1曲弾けるようになるたびに先生からの「合格」がもらえ、次の曲に進めるピアノは、特に初心者が間違えずに演奏できたかが「合格」のチェックポイントになるため、子供に分かりやすく達成感を味わいやすいです。

発表会に向けての練習は特に、期限が決まった目標があるため、充実した練習をしやすくなります。

ただしその一方で、親や先生の関わり方や子供の性格によって、子供がピアノを練習せずに悩んでしまうケースも少なくありません。

親が指摘して教え込もうとしたり、練習を強要したりせず、お風呂上りなどの自分で決めたタイミングで毎日ピアノの椅子に座る、1小節だけ練習するなど、出来そうなレベルに目標を下げて取り組ませることで、達成感を得られるチャンスを増やし、徐々にハードルを上げていきましょう。

ゲーム(ボードゲームなど)

大人に勝つことで、子供は大きな達成感を得られます。最初はハンデをつけて勝負をするのも良いでしょう。ルールに慣れたら徐々にハンデを減らし、最後に真剣勝負に切り替えるのもおすすめです。

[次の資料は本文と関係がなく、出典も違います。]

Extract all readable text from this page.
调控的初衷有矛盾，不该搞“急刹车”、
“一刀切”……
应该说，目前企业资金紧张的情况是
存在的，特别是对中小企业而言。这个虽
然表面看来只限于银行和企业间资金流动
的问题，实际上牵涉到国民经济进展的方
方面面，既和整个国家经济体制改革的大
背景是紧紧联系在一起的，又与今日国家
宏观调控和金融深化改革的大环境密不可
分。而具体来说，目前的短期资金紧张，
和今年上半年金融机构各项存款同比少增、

勝てないことに癇癪を起し泣き叫ぶ子もいるかもしれませんが、そんなときほど自分の気持ちをコントロールする方法を教えるチャンスです。「次はどうすれば勝てると思う?」などと伝え、考えたことや発想を褒め、子供の成長につなげましょう。

幼児期から達成感を体験させ、自立へのエネルギーを育もう

幼児や小学校低学年から達成感を得られる経験をすることで、小さなつまずきに子供自ら考え立ち向かう姿勢が身につきます。

嫌いな食べ物の克服も、形が分からないまま食べた時より、形が分かる状態で食べられた時の方が達成感は得られます。

達成感によって高められる子供の自己肯定感や自己有用感は、自立へのエネルギーとなります。本人の意思を無視して親が先回りせず、生活の中にちりばめられた達成感を得られるチャンスを有効活用し、幼児期から体験させてあげましょう。